Fujifilm’s Graphium UV inkjet press, which is designed for labels, packaging and specialty print, is said to streamline workflows, requires less setup material, less ink/varnish/laminate, provides lower running waste and eliminates overruns. “Label customers have greatly increased their interest and knowledge in the inkjet printing space, realizing how inkjet can revolutionize their business – being able to provide quick turnaround high-quality output – with inks that work with their existing label material,” explains Fujifilm’s Barry. “Converters have seen the benefits of a hybrid press to increase their capabilities and reduce their production costs.”
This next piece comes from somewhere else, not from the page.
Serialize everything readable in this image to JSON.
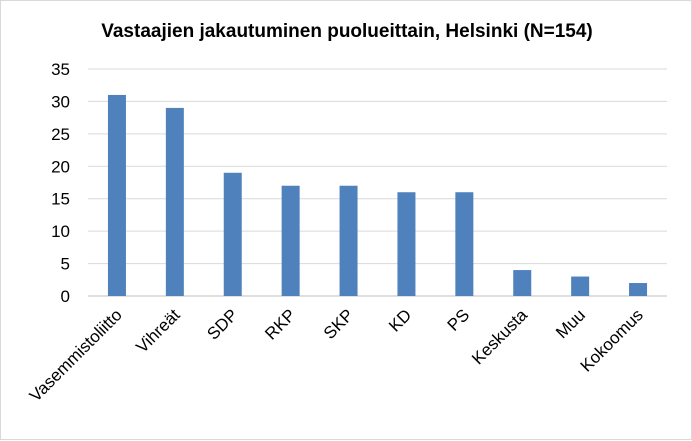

Gallus offers the Labelfire. This inkjet hybrid press offers inline printing, as well as decorating and converting functionality, allowing converters to significantly reduce waste and labor by printing right from a PDF to a finished product. Gallus’ Ring says the Labelfire is “the only digital press that combines digital, flexo and screen printing technologies inline.” Ring concludes, “Hybrids are the logical conclusion for industrial label converting. This technology enables the right fit for the job. Using a hybrid press gives a converter all the flexibility they need to run an efficient and profitable business, with only one operator. This saves time, money, reduces waste and improves profitability.”
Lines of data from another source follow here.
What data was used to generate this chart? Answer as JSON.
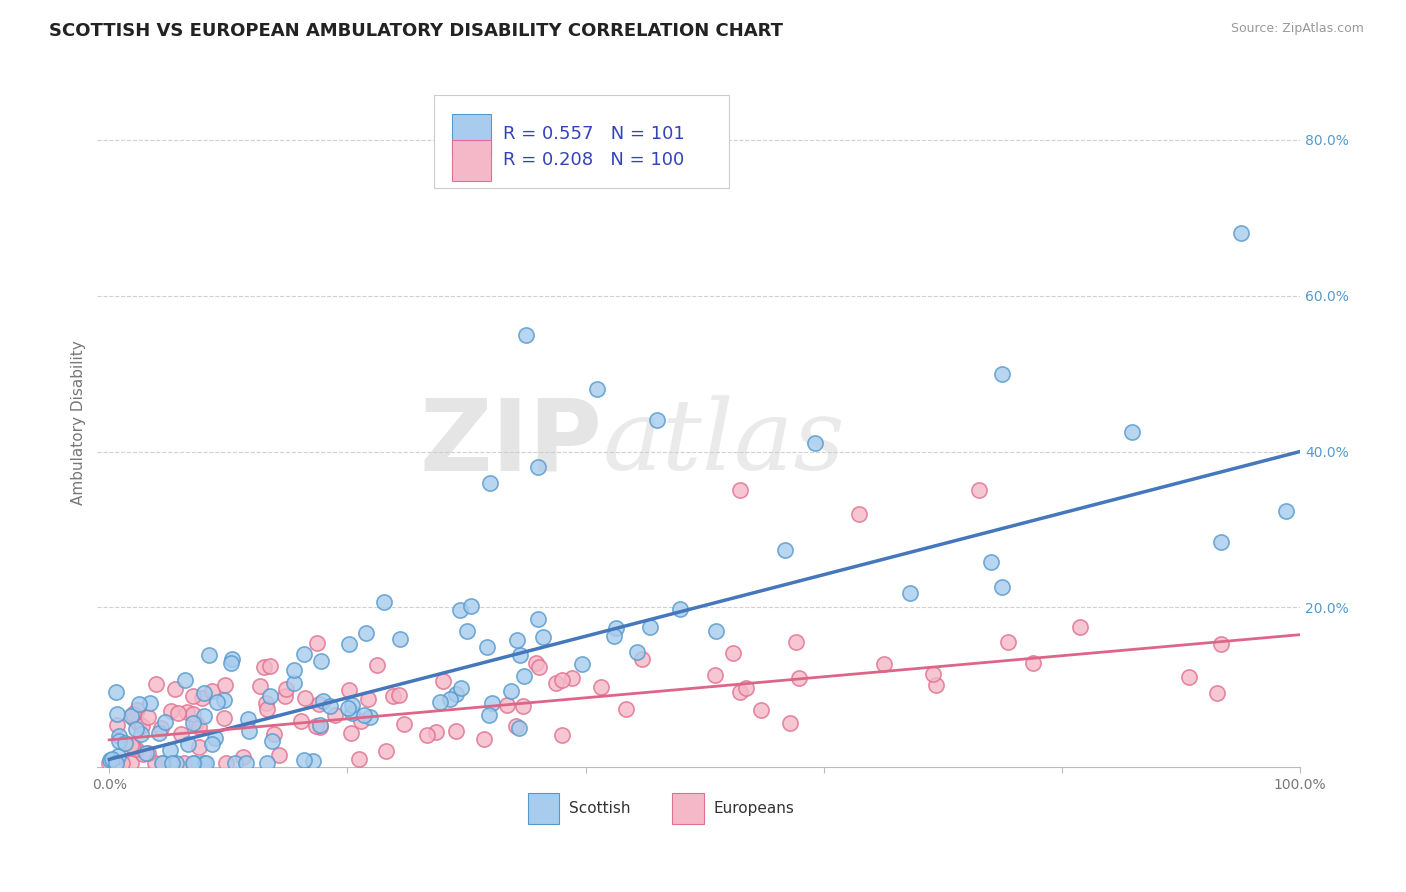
{
  "title": "SCOTTISH VS EUROPEAN AMBULATORY DISABILITY CORRELATION CHART",
  "source_text": "Source: ZipAtlas.com",
  "ylabel": "Ambulatory Disability",
  "scottish_R": 0.557,
  "scottish_N": 101,
  "european_R": 0.208,
  "european_N": 100,
  "scottish_face_color": "#A8CCEE",
  "scottish_edge_color": "#5599CC",
  "european_face_color": "#F5B8C8",
  "european_edge_color": "#E07090",
  "scottish_line_color": "#4477BB",
  "european_line_color": "#DD6688",
  "background_color": "#FFFFFF",
  "grid_color": "#CCCCCC",
  "legend_label_scottish": "Scottish",
  "legend_label_european": "Europeans",
  "watermark_zip": "ZIP",
  "watermark_atlas": "atlas",
  "title_fontsize": 13,
  "axis_label_fontsize": 11,
  "tick_fontsize": 10,
  "legend_fontsize": 13,
  "source_fontsize": 9,
  "scottish_line_intercept": 0.005,
  "scottish_line_slope": 0.395,
  "european_line_intercept": 0.03,
  "european_line_slope": 0.135,
  "ylim_max": 0.88,
  "xlim_max": 1.0
}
Domino has teamed up with MPS to offer the EF SymJet powered by Domino. The automated MPS EF platform is integrated with a Domino N610i digital UV inkjet label press. The solution can either be installed as a fully integrated inline press or as a standalone off-line digital solution.
The Panorama product line from Nilpeter consists of the DP-3 digital inkjet unit, flexo units and converting solutions, configured to fit customer needs – all inline. The digital hybrid configurations cover a wide and varied spectrum of customer needs and requirements with a 5-color inkjet print engine, web infeed for optimal tension and fast register, touchscreen operation and 14" flexo printing units with Nilpeter’s CleanInking chambers. Value adding units, such as the Nilpeter FP-4 for hot stamping and embossing, can also be integrated.
In a relatively short period of time, inkjet technology has made great strides in competing with not only EP-based label presses but also flexography. There are more products available on the market than ever before, and many within the industry believe the technology will only improve in the future.